Friends of Big Hill host sunset celebration

More than eighty people took part in last Sunday's sunset celebration of Big Hill.

Some of the crowd on top of Big Hill on Sunday for the Friends of Big Hill sunset celebration.

Some of the crowd on top of Big Hill on Sunday for the Friends of Big Hill sunset celebration.

The sunset celebration was organised by the Friends of Big Hill who are adamant the proposed Crocodile Gold Big Hill Enhanced Development Project is too close to residential homes, schools, aged care facilities, historic buildings and the Stawell business centre.

During the celebration a number of speakers outlined why the Big Hill project should not go ahead.

One of the speakers was Stawell resident Angela Baker, who asked if Big Hill was a western sacred site.

She said the question was asked with respect to the traditional owners of the land, the Jardwadjali or Djab Wurrung people.

"If Big Hill was an aboriginal sacred site it would be protected by law from mining. The question needs to be asked, what constitutes a sacred site in our modern western society?" she said.

"If someone is feeling at a low ebb in Stawell where do they go - Big Hill. If someone is feeling inspired where do they go- Big Hill. Why? - It's a place to go, to sit, to contemplate, to look out to the mountains and see one's life in the bigger scheme of things.
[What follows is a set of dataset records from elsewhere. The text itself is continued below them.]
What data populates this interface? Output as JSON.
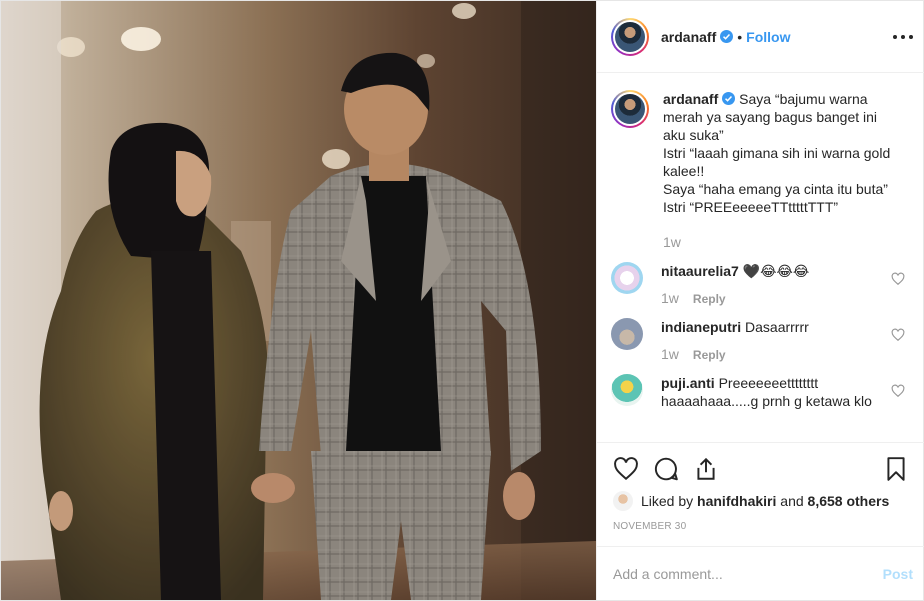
{
  "header": {
    "username": "ardanaff",
    "dot": "•",
    "follow_label": "Follow"
  },
  "caption": {
    "username": "ardanaff",
    "lines": [
      "Saya “bajumu warna merah ya sayang bagus banget ini aku suka”",
      "Istri “laaah gimana sih ini warna gold kalee!!",
      "Saya “haha emang ya cinta itu buta”",
      "Istri “PREEeeeeeTTtttttTTT”"
    ],
    "time": "1w"
  },
  "comments": [
    {
      "username": "nitaaurelia7",
      "text": "🖤😂😂😂",
      "time": "1w",
      "reply": "Reply"
    },
    {
      "username": "indianeputri",
      "text": "Dasaarrrrr",
      "time": "1w",
      "reply": "Reply"
    },
    {
      "username": "puji.anti",
      "text": "Preeeeeeetttttttt haaaahaaa.....g prnh g ketawa klo",
      "time": "",
      "reply": ""
    }
  ],
  "likes": {
    "prefix": "Liked by",
    "user": "hanifdhakiri",
    "middle": "and",
    "count": "8,658 others"
  },
  "date": "NOVEMBER 30",
  "add_comment": {
    "placeholder": "Add a comment...",
    "post_label": "Post"
  },
  "icons": [
    "verified-icon",
    "more-options-icon",
    "like-icon",
    "comment-icon",
    "share-icon",
    "bookmark-icon",
    "heart-icon"
  ],
  "colors": {
    "accent": "#3897f0",
    "post_disabled": "#b2dffc",
    "muted": "#999999"
  }
}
"It is a place for reflection, to congregate in times of trouble such as watching looming bushfires. It is somewhere to go.
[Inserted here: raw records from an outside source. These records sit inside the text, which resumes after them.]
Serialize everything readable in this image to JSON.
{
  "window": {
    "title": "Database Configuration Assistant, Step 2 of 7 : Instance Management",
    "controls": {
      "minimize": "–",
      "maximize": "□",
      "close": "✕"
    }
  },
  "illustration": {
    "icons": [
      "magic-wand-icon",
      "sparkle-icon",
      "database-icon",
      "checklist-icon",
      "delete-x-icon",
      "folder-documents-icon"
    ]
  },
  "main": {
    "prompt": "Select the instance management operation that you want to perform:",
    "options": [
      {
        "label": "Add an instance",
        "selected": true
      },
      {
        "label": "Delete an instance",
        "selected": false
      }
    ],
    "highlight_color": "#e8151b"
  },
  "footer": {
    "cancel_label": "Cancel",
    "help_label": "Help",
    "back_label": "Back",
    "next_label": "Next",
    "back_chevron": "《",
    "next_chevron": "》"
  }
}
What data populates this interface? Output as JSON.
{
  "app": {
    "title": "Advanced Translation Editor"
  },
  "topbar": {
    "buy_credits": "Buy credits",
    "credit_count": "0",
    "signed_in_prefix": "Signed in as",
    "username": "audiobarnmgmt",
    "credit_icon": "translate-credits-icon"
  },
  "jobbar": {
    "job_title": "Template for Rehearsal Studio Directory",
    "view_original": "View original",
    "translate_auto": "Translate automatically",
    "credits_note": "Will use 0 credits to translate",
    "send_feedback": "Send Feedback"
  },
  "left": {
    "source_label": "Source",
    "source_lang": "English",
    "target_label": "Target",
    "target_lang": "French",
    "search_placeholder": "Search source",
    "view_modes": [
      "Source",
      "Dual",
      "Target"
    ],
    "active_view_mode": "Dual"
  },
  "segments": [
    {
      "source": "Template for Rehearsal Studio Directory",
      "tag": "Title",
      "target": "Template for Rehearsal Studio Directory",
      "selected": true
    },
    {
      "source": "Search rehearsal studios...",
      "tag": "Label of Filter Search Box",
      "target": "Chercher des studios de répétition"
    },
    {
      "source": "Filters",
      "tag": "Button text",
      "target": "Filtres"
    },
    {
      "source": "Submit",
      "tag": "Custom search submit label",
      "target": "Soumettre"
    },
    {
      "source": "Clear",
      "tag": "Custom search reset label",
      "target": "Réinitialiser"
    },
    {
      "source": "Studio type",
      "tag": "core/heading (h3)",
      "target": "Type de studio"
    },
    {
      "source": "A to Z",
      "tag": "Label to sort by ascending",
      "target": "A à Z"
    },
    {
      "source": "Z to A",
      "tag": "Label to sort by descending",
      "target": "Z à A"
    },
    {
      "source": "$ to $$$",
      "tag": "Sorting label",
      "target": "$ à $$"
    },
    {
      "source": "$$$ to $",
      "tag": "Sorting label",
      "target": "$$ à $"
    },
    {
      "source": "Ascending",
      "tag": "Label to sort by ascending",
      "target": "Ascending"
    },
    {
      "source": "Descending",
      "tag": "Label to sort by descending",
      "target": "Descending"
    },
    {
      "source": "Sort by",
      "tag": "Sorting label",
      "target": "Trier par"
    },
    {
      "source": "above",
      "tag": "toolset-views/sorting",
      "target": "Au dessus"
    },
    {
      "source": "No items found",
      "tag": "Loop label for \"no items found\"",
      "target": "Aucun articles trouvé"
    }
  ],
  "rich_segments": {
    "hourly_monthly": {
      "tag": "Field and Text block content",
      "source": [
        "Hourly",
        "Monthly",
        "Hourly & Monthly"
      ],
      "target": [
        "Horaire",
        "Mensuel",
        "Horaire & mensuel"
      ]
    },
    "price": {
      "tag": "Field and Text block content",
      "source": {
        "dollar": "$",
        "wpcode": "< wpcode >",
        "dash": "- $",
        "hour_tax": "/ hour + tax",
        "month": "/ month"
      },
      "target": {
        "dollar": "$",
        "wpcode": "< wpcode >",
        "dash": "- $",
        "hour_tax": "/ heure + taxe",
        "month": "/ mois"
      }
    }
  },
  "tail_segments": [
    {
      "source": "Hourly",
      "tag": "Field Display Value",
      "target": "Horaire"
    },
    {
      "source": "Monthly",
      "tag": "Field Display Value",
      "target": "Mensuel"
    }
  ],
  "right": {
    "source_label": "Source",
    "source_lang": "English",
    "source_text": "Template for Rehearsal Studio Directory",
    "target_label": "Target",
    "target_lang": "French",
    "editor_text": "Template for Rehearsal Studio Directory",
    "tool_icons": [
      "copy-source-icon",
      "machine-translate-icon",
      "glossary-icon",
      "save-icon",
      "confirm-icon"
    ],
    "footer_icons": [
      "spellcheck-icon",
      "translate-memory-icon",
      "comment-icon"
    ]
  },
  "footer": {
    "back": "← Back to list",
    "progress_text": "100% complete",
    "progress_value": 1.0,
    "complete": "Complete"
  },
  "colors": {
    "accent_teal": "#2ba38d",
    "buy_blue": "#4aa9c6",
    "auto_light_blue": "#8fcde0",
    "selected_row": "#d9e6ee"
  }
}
"Having somewhere to go is important. Big Hill always has someone sitting on top of it staring out to space, this is not an inane activity but a fundamental human need," she said.

Ms Baker said Big Hill was a place that has history, that stands still, above everything else and belongs to the town.

"This history of belonging to a 'place' cannot be replicated.

"Big Hill has all the elements of a sacred site that is active, current, in-use, and continuous by the Stawell community. A geological sacred site is just as important in our society as they are, and were, to the traditional owners of this land," she said.

Ms Baker said the continuous gentle rise of native vegetation silhouetted against an expansive sky can be seen from about 80 percent of the town.

"You do not create economic growth in a town by destroying one of its greatest assets.

"If the mine proceeds, in four years time, Big Hill will have no value. A hill that was valued enough by our town to erect a grand monument on its top in the tradition of western culture and is our way of saying this is an important place."

The Friends of Big Hill will continue to bring to the attention of decision makers and the general public what they believe are the inherent problems of the Big Hill Enhanced Development Project.